Before I came to Knoxville this summer, I wanted to make sure that I was all stocked up on business cards. I've spent a lot of time thinking about me, my brand, the Punchbowl, and how I want to convey all that because at the end of the day (or the career fair, or the interview) you are who you are. The company that you're interviewing with will ultimately be hiring YOU. You, with all of your interests and ideas and quirks. Therefore, the you that you present to them should be honest-- because being you is what sets you apart from everyone else interviewing for that job.
When I started working on my business cards last winter, I tried very hard to present a good corporate image. Responsible, business-like, creative, hip and designerly. But the results were flat, and they didn't feel like me. But when I thought about what I wanted to convey about myself (at this point in my life and career, because hello-- these things change) and what I know sets me apart, I kept coming back to my love of craft and the handmade. I love handrawn fonts. I love hand illustrations and the imperfections that come from the human touch. It finally dawned on me that perhaps I should make my business cards.

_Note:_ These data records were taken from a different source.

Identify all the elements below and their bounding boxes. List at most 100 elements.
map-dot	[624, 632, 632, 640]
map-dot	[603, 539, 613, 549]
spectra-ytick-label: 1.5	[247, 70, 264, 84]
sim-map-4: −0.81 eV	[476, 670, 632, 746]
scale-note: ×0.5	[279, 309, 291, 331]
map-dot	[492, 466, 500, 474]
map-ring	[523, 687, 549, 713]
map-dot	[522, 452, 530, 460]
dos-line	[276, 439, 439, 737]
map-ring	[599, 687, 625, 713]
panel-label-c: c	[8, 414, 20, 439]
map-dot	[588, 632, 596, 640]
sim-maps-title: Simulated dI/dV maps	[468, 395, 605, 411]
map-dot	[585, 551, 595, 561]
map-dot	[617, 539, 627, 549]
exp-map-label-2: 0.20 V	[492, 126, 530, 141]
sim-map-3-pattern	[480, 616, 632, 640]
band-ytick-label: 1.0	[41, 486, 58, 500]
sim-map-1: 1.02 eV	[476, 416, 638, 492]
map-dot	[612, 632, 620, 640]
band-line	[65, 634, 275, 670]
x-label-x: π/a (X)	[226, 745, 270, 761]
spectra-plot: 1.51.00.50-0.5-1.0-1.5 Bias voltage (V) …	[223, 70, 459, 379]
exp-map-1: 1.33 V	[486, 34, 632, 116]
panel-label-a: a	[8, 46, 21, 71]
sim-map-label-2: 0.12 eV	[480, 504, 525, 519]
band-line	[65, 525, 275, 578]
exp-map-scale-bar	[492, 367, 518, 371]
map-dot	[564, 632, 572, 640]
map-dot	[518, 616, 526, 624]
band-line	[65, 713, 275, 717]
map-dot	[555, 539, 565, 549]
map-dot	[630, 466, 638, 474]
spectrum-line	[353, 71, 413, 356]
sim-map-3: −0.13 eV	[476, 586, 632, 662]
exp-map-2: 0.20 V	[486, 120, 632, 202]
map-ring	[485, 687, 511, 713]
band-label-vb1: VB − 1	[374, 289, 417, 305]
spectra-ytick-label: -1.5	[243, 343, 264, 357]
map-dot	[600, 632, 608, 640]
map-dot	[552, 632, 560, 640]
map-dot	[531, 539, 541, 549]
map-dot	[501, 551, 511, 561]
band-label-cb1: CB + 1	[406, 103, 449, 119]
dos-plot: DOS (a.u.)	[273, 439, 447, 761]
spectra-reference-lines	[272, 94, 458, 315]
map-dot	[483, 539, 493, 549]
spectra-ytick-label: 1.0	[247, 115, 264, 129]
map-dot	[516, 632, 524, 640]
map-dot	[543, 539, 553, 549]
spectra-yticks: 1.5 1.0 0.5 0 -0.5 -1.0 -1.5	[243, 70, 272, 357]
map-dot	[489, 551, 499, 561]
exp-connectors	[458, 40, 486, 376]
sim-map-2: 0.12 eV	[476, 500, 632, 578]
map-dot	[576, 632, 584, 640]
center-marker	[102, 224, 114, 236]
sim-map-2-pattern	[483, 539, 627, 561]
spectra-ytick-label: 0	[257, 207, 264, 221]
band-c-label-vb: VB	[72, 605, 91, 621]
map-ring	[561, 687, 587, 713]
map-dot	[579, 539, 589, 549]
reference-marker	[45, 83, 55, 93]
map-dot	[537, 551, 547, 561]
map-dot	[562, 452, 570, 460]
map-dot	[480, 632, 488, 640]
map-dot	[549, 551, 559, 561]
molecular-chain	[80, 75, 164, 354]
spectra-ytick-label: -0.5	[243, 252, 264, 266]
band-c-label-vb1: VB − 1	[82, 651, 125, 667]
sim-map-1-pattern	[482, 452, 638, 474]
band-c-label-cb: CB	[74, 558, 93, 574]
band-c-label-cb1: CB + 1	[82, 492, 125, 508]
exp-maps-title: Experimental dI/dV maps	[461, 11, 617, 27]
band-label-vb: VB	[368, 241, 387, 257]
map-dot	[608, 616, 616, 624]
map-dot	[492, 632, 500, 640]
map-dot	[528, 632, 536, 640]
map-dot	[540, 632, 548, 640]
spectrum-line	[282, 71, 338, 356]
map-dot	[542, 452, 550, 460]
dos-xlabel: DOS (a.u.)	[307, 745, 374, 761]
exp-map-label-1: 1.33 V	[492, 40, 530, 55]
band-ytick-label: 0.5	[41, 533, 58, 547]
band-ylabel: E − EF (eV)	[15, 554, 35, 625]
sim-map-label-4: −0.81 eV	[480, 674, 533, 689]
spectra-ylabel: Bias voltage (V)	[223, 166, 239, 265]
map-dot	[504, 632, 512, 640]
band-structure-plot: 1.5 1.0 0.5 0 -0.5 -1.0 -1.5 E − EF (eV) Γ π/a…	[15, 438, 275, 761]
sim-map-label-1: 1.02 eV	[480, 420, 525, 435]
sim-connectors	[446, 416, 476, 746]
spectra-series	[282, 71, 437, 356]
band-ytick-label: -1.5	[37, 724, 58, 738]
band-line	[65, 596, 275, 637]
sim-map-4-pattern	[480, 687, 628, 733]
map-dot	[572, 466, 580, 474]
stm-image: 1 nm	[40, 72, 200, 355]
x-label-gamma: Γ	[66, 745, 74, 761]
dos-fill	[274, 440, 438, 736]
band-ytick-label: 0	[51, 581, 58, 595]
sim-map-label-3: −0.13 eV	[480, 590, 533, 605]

Not only did it give potential employers a clear sense of the designer that they would be hiring, but it was a great conversation starter-- which helped me identify companies with whom I knew I could connect well. It's hard; you want to be everything to every company when you're looking for a job. But you'll be doing yourself a favor if you look at it as interviewing them as well and be yourself.
So, I put my maker-hat on, and got down to business. I designed a logo and had a rubber stamp made from rubberstamps.net. I then gathered my supplies (check out Paper Source for stamping supplies; they also have an incredible paper selection) and got to stamping. Each one is a little different, but they're all extremely personal. And that's just how I like it!